Quels étaient les principes du marketing à l’origine? Quels sont les points d’attention spécifiques qui émergent au 21e siècle? Et quel rôle pouvez-vous y jouer vous-même en tant que communicateur?

Découvrez son introduction pratique et actuelle au marketing.

La ville d’Anvers nous a ensuite montré comment, via des profils en ligne, elle fournit la bonne information au bon groupe cible. Jeune, vieux, homme, femme: aujourd’hui, l’usager attend un message personnel.
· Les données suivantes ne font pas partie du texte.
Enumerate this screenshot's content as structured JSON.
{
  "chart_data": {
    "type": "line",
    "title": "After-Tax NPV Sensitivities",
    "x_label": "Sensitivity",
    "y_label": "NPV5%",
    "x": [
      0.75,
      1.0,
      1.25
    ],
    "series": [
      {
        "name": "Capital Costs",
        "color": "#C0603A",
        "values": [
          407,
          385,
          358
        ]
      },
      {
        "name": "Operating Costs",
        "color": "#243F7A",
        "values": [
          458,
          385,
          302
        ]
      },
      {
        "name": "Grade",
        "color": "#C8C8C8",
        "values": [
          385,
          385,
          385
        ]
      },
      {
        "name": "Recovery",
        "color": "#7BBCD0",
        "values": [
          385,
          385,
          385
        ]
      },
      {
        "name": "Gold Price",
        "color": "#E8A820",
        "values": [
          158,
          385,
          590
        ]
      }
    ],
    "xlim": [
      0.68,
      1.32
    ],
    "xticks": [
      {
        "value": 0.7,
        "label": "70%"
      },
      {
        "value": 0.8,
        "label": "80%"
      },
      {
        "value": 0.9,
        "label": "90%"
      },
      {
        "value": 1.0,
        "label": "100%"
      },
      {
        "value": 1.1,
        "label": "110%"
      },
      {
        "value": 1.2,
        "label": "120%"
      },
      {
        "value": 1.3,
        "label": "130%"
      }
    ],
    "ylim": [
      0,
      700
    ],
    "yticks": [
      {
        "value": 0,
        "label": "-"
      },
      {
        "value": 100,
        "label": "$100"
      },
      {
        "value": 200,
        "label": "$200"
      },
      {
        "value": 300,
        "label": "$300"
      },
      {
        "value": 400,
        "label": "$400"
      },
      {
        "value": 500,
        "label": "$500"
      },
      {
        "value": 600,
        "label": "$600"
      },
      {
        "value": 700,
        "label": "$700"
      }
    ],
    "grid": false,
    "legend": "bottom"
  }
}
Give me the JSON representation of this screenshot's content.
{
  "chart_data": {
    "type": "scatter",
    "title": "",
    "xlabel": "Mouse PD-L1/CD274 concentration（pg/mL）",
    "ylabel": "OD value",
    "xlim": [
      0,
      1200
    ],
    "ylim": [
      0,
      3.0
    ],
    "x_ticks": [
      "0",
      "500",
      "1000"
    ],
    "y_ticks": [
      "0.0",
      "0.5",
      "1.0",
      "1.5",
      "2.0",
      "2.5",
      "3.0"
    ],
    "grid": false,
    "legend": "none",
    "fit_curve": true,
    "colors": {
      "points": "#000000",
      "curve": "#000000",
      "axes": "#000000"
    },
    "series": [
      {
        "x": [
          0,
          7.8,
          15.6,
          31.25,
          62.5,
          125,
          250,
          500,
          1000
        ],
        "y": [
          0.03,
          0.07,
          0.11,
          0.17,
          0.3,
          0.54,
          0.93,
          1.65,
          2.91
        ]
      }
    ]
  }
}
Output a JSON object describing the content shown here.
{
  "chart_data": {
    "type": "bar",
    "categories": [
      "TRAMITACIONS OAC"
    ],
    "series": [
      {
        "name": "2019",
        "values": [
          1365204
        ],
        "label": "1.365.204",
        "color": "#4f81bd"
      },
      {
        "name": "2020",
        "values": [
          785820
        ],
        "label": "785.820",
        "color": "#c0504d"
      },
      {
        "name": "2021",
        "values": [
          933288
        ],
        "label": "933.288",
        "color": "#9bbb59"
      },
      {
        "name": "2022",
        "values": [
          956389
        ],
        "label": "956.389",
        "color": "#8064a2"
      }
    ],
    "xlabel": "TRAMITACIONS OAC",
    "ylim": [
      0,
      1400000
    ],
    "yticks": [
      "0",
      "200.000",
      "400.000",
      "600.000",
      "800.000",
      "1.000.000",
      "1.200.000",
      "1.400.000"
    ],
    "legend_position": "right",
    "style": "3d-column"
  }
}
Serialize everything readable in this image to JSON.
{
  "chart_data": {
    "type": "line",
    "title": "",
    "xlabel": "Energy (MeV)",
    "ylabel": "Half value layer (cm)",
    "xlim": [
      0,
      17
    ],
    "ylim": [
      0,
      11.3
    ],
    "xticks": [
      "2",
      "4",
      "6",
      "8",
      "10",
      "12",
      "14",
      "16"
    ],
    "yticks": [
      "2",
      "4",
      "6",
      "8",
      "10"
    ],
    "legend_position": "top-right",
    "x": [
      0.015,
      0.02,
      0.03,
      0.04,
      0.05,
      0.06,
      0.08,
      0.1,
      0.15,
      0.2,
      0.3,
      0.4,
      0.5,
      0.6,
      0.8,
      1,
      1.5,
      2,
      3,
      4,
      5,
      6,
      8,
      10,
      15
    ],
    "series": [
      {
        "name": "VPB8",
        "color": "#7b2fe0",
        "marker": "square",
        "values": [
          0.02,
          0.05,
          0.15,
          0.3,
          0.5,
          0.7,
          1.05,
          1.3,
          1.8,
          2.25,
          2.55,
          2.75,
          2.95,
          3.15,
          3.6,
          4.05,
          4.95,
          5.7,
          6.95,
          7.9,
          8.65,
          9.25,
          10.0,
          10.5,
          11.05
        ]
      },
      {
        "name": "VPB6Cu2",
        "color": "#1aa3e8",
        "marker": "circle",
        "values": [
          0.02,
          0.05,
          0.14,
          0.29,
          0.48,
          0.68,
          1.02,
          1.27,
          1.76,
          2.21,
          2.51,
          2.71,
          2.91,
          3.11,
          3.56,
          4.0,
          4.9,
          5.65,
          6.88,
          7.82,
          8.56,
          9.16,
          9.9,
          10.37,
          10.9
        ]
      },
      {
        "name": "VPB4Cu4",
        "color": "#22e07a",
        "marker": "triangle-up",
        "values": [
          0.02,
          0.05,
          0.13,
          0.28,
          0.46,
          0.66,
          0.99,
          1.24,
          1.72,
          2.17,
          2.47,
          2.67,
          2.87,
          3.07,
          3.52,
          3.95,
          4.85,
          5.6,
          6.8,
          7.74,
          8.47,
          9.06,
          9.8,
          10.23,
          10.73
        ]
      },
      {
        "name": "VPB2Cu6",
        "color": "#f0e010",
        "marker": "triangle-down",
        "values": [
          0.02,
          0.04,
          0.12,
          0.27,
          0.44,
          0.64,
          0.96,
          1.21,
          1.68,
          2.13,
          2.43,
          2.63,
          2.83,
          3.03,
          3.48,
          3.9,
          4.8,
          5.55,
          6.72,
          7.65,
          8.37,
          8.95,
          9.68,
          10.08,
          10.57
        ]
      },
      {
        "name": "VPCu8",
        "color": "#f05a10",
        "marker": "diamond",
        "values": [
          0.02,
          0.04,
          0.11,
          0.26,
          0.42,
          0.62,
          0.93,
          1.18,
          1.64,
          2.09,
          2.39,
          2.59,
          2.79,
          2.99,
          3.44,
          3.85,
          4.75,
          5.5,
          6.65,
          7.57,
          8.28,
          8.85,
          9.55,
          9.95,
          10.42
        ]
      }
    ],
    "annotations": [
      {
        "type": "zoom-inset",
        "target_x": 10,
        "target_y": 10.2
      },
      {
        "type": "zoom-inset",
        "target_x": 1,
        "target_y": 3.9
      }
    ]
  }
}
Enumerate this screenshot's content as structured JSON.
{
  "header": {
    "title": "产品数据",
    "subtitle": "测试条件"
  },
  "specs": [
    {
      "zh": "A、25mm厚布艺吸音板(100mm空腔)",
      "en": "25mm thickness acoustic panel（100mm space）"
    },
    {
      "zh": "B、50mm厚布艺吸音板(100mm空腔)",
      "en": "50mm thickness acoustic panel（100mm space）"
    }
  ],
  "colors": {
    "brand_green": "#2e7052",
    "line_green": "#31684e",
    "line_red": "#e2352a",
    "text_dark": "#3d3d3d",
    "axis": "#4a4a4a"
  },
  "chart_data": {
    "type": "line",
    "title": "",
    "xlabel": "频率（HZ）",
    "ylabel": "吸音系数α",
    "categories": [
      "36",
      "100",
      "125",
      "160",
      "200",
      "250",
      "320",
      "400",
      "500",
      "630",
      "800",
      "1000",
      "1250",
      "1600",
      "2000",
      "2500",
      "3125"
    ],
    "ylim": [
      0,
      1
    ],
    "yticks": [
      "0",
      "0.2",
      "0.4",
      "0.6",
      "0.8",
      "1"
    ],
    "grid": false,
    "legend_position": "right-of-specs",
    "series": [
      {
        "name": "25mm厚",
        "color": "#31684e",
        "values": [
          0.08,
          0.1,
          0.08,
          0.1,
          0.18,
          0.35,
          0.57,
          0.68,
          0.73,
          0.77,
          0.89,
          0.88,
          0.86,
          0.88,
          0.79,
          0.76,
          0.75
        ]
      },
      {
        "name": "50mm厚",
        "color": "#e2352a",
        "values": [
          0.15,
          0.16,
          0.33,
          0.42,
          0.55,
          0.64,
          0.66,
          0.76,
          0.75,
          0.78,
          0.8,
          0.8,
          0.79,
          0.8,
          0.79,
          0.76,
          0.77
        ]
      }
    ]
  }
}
A l’aide des données disponibles, on peut personnaliser plus les messages qui reçoivent ainsi plus d’impact.

Une évidence que la ville d’Anvers prend à coeur. Elle a développé le profil A, grâce auquel chaque Anversois reçoit la possibilité de déterminer lui-même l’information qu’il ou elle veut voir, de la manière et au moment qu’il ou elle préfère. Dans sa présentation, Michel Depière (stratège digital de la ville d’Anvers) a expliqué comment la ville cherche à être le plus pertinent possible pour ses citoyens. Il nous a expliqué pourquoi l’innovation, la conversation, la simplicité et l’orientation client sont les concepts clés de la stratégie de communication de la ville.

L’e-box est un outil développé par l’ONSS tant pour les entreprises que pour les citoyens. Il s’agit à la fois d’un espace protégé, réservé et garanti pour ses publics cibles et d’un canal sécurisé, officiel et gratuit pour les institutions publiques qui y recourent. Jérôme Vos, qui est analyste fonctionnel à la Smals en charge de ce projet, nous a éclairé sur le concept de l’e-box et a repris dans la présentation les différents types d’e-box qui existent et leur fonctionnement. Il a fait le point sur tous les avantages de cet outil numérique pour les communicateurs publics en exposant plus en détails deux utilisations concrètes de l’e-box.

Ces trois exposés ont démontré la pertinence de l’application de la démarche marketing à l’administration publique. Est-ce que cette application peut porter sur l’ensemble de la stratégie de l’organisation publique ? Etienne Cornesse, qui est le directeur de la communication de Bruxelles-propreté, s’est essayé à l’exercice et nous a livrer le résultat de cette réflexion prospective tant dans sa dimension stratégique qu’opérationnelle. Sur base de différentes études, il a revu la stratégie d’entreprise de son organisation et l’a déployée selon deux axes forts qui relèvent tantôt du marketing interne, tantôt du marketing opérationnel. Si celle-ci n’a pas encore pu être mise en œuvre réellement, elle inspire déjà la politique de communication de Bruxelles-propreté. Vous trouverez tous les détails dans sa présentation.

La matinée s’est conclu par un lunch sandwich.